Dommage que lundi ce soit dans un autre restaurant (toujours Kiki bien sûr) que je commence, non seulement parce que celui-là était plus près de chez moi, mais aussi parce que le manager était un de ces aimables imbéciles qui sortent des perles à longueur de temps, et dont j'aurais pu faire mon miel sur ce blog (le manager du resto où je travaillerai semble être un abruti également, quoique d'un genre un peu moins rutilant).

Tout à l'heure, je te ferai une formation sur la philosopie de Kiki, ça te branche Milky ?

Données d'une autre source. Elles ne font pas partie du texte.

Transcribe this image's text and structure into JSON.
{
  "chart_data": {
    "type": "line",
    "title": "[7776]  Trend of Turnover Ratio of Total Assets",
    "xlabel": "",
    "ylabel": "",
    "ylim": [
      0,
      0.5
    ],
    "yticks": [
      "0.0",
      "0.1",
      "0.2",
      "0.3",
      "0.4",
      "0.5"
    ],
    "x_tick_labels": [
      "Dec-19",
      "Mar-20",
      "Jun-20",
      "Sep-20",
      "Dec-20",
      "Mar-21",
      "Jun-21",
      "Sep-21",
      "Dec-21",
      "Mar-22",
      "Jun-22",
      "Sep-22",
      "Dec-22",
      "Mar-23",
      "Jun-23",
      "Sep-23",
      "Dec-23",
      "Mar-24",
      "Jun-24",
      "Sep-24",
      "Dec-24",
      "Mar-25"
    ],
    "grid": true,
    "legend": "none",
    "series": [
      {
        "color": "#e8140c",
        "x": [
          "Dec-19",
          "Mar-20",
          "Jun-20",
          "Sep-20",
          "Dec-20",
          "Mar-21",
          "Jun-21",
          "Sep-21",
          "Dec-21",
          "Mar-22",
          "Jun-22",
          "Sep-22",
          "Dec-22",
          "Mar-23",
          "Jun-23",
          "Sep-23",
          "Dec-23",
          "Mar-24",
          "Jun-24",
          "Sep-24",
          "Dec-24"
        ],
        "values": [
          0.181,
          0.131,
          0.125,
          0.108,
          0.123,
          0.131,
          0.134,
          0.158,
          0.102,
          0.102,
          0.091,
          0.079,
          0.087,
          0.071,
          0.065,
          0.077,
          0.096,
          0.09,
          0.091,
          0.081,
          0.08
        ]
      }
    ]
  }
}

J'ai réprimé un petit fou rire et j'ai dit Oui oui en songeant Cours toujours.

Plus tard, j'ai remarqué une carte de voeux punaisée au panneau d'affichage dans les vestiaires ; elle était signée du même manager et souhaitait une heureuse année 2009 aux employés de Kiki, "qu'ils soient Gaulois de France ou d'ailleurs".

Il aurait pu compter sa peine et écrire simplement "Bonne année, je suis raciste !"

Sinon, d'après mes propres expériences de l'année qui vient de s'écouler, il semblerait qu'une nouvelle technique de management émerge dans le milieu des boulots ingrats payés au smic (1050 € nets au 1° juillet 2009), une espèce d'hybride entre chantage affectif et harcèlement moral.
Ce n'est en effet pas la première fois qu'un chef me demande trois fois par heure comment je vais, si j'aime ce boulot (à ton avis, crevure), si je me plais ici, si je suis contente, oui ? Sûre ? Sûre sûre ? Tu ne vas pas nous quitter au bout de trois semaines, tu vas rester avec nous pour de bon ?

Je sens que je vais souvent dire Oui oui en pensant T'as vu la vierge, dans les prochaines semaines...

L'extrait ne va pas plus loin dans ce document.